La réunion débute à 13 heures 30.
Présidence de Mme Yaël Braun-Pivet, présidente
La Commission poursuit l'examen du projet de loi relatif à la prévention d'actes de terrorisme et au renseignement (nos 4104, 4153) (MM. Raphaël Gauvain et Loïc Kervran, rapporteurs).
Nous reprenons l'examen du projet de loi relatif à la prévention d'actes de terrorisme et au renseignement. Nous avions réservé l'article 5 et les amendements portant article additionnel après l'article 5, ainsi que l'amendement relatif au titre.
Article 5 (précédemment réservé) (art. 706-25-16, 706-25-17, 706-25-18, 706-25-19, 706-25-20, 706-25-21 et 706-25-22 [nouveaux] du code de procédure pénale) : Création d'une mesure judiciaire de prévention de la récidive terroriste et de réinsertion
Amendements identiques CL29 de Mme Marietta Karamanli, CL146 de M. Ugo Bernalicis et CL189 de M. Jean-Félix Acquaviva
Je ne suis pas personnellement signataire de l'amendement CL29, mais, vu les conditions actuelles, je peux le présenter au nom de mon groupe. Il s'agit d'un amendement de suppression, mais je considère qu'il a pour objet d'engager la discussion.
On connaît l'histoire des dispositions de l'article 5. Nous devons donc faire très attention aux exigences du Conseil constitutionnel. Or, de ce point de vue, une obligation suscite l'interrogation : celle consistant à contraindre à l'établissement de sa résidence en un certain lieu.
Avis évidemment défavorable. Je rappelle que l'article 5 est une réponse à la préoccupation que suscitent les sortants de prison terroristes. Il fait suite à la censure par le Conseil constitutionnel, l'an passé, de l'article premier de la loi du 10 août 2020 instaurant des mesures de sûreté à l'encontre des auteurs d'infractions terroristes à l'issue de leur peine. Le dispositif nous semble cette fois conforme aux exigences du Conseil, car plus équilibré. Avec l'article 3, nous prolongeons la durée des MICAS ; avec le présent article, nous instaurons des mesures d'accompagnement en sortie de peine. Nos débats nous permettrons de discuter de leur portée compte tenu de l'équilibre constitutionnel.

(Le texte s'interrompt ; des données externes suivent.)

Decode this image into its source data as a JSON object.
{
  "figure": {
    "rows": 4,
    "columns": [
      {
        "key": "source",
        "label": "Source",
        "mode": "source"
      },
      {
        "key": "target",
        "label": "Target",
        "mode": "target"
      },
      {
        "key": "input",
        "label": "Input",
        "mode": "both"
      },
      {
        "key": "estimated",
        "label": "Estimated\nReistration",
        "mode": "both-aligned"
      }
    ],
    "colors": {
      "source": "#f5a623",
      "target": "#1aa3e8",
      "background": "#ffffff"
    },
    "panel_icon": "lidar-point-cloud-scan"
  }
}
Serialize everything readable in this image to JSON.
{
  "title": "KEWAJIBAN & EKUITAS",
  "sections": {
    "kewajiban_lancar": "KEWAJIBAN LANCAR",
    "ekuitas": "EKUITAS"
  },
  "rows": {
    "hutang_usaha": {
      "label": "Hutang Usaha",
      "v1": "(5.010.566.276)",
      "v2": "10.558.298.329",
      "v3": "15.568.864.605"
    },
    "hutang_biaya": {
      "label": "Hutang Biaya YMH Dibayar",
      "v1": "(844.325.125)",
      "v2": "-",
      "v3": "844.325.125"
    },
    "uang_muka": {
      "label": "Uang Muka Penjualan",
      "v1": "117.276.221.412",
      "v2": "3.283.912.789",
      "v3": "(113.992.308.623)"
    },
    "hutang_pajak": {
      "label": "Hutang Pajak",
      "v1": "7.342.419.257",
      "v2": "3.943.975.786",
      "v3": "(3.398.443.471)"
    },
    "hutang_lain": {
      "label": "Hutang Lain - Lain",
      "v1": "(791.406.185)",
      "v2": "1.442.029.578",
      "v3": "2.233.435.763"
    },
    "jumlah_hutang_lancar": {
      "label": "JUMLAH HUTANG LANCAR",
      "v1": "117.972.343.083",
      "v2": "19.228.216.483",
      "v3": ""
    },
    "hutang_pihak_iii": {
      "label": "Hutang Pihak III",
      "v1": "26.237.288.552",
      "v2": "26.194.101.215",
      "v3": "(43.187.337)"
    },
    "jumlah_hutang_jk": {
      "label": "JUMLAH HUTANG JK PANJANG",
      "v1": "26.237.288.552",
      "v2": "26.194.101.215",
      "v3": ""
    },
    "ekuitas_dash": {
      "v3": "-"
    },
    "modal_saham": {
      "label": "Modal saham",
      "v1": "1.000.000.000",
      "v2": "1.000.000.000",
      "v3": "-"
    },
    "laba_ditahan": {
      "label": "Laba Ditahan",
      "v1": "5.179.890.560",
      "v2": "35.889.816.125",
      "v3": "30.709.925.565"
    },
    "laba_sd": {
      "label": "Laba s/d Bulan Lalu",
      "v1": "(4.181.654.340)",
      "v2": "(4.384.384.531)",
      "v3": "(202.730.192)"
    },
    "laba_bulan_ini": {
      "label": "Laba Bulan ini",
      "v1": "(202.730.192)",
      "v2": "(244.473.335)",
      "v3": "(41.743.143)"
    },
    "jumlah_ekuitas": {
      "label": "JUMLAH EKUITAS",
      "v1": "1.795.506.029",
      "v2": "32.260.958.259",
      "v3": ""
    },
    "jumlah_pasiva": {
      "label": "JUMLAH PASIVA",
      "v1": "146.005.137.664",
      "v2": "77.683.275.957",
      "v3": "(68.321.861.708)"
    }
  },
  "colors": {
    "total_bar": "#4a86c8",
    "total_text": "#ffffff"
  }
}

La Commission rejette les amendements.
Suivant l'avis du rapporteur, elle rejette successivement l'amendement CL23 de Mme Marie-France Lorho, les amendements en discussion commune CL131 de M. Éric Ciotti et CL171 de M. Éric Diard, l'amendement CL138 de M. Éric Ciotti, les amendements en discussion commune CL132 de M. Éric Ciotti, CL172 de M. Éric Diard, CL22 de Mme Marie-France Lorho, CL85 de Mme Emmanuelle Ménard et CL173 de M. Éric Diard (amendements identiques), CL174 de M. Éric Diard.
Elle adopte l'amendement rédactionnel CL249 des rapporteurs.
Suivant l'avis du rapporteur, elle rejette successivement les amendements CL24 de Mme Marie-France Lorho et CL87 de Mme Emmanuelle Ménard.
Amendements identiques CL294 des rapporteurs et CL218 de M. Jean-François Eliaou
Il s'agit de permettre à l'individu faisant l'objet de la mesure de sûreté de bénéficier non seulement d'une prise en charge psychologique mais également, si nécessaire, d'un accompagnement psychiatrique.
La Commission adopte les amendements.
Elle adopte l'amendement rédactionnel CL251 des rapporteurs.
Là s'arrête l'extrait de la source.